I'm very new to SQL, thank you for bearing with me.
I'm using PostgreSQL, trying to produce a simple summary statistic on the percentage of home team or away team victories in a dataset of soccer penalty shootouts. I've tried doing this with a few common table expressions, which I then try to perform some operations on (divide one from another) like so:
WITH home_team_wins (match) AS (
SELECT match
FROM penalties
WHERE neutral_stadium = 0
AND attacker_home = 1
AND match_winner = 1
GROUP BY match
),
away_team_wins (match) AS (
SELECT match
FROM penalties
WHERE neutral_stadium = 0
AND attacker_home = 0
AND match_winner = 1
),
num_home_wins (match) AS (
SELECT COUNT(DISTINCT match)
FROM home_team_wins
),
num_away_wins (match) AS (
SELECT COUNT(DISTINCT match)
FROM away_team_wins
),
total_matches (match_count) AS (
SELECT COUNT(DISTINCT match)
FROM penalties
WHERE neutral_stadium = 0
)
SELECT num_home_wins.match / total_matches.match_count, num_away_wins.match / total_matches.match_count
FROM num_home_wins, num_away_wins, total_matches;
I'm confused by the results, and don't fully understand what's happening beneath the hood. I expect to see a couple decimal values (in this case, 0.485 and 0.515), but instead both results come out to zero:
If I don't operate on the CTE variables and simply select them, I see the expected numbers:
SELECT num_home_wins.match, num_away_wins.match, total_matches.match_count
FROM num_home_wins, num_away_wins, total_matches;
Obviously, dividing these values shouldn't equal zero. Why does operating on them produce this weird result?

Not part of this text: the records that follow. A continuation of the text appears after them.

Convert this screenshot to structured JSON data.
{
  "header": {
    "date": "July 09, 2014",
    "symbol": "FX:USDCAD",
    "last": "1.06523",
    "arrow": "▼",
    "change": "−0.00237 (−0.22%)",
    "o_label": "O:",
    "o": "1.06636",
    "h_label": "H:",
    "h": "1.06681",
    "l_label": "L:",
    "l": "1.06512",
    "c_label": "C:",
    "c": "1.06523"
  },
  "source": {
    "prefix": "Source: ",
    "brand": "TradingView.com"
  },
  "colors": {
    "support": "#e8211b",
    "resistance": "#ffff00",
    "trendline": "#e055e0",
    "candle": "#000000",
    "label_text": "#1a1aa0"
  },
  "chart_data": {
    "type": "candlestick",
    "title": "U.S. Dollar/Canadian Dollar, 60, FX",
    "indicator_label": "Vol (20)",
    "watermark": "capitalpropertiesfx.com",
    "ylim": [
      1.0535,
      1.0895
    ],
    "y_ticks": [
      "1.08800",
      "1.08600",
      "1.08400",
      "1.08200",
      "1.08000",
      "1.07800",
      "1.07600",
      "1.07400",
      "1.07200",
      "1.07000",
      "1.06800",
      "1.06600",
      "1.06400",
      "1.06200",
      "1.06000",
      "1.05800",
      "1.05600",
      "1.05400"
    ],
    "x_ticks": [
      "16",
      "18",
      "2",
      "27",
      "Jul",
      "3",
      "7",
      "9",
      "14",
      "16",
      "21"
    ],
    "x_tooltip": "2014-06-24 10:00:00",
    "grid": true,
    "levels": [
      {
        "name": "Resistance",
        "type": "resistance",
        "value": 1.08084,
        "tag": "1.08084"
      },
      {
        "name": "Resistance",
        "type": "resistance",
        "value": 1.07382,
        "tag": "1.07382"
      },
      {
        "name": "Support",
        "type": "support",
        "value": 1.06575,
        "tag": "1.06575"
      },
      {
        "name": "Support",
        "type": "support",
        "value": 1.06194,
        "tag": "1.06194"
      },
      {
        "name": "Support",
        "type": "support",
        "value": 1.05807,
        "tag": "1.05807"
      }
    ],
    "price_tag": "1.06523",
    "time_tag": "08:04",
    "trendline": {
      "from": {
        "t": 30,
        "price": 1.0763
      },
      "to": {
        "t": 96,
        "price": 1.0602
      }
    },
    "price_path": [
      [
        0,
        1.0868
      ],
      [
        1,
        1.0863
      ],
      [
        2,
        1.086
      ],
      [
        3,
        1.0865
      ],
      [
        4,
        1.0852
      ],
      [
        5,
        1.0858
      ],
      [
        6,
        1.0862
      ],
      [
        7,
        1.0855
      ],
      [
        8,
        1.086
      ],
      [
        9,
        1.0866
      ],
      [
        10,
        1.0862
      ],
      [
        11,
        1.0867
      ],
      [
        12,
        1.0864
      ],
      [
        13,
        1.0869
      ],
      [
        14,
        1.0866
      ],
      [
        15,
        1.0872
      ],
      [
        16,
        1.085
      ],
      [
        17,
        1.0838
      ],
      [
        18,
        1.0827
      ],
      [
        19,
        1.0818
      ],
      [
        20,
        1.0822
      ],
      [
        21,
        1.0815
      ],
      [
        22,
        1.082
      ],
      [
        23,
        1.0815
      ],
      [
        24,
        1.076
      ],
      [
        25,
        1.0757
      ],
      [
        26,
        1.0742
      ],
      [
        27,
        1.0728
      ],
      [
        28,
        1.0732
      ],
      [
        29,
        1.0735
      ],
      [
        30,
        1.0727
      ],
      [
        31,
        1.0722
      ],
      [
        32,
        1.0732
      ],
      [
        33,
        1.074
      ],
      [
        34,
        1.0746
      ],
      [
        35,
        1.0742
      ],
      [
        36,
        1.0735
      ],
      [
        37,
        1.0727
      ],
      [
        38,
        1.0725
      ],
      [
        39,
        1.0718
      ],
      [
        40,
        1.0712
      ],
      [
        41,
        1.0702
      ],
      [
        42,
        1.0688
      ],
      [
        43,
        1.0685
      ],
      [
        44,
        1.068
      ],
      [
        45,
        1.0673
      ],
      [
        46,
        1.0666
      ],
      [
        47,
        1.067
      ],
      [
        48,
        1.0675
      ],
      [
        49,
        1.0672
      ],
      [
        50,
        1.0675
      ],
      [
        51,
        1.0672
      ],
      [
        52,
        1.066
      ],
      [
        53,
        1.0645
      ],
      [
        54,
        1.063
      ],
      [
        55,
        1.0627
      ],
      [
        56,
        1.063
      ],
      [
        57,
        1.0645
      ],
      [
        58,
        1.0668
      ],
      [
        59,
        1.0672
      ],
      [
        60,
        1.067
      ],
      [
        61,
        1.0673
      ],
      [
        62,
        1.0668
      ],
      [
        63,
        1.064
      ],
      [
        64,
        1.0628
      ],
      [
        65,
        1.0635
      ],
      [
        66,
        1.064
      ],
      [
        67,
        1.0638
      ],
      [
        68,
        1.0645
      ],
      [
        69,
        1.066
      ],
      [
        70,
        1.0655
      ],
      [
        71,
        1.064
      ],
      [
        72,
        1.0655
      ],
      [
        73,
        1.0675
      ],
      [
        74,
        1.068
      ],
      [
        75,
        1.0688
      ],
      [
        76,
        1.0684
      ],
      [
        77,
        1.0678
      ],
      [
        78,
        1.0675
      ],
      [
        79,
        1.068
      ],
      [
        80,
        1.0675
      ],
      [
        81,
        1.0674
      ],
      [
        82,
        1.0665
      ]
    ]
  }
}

I won't be surprised if there's a more efficient way to do this, which will also be helpful to know, but he main question above still stands. Thank you!
CodePudding user response:
Try something like this to make your query more compact :
SELECT COUNT(DISTINCT match) FILTER (WHERE attacker_home = 1 AND match_winner = 1) :: numeric / COUNT(DISTINCT match)
, COUNT(DISTINCT match) FILTER (WHERE attacker_home = 0 AND match_winner = 1) :: numeric / COUNT(DISTINCT match)
FROM penalties
WHERE neutral_stadium = 0
and as stated by @klin, you must cast to numeric to avoid zero as the result of an integer division.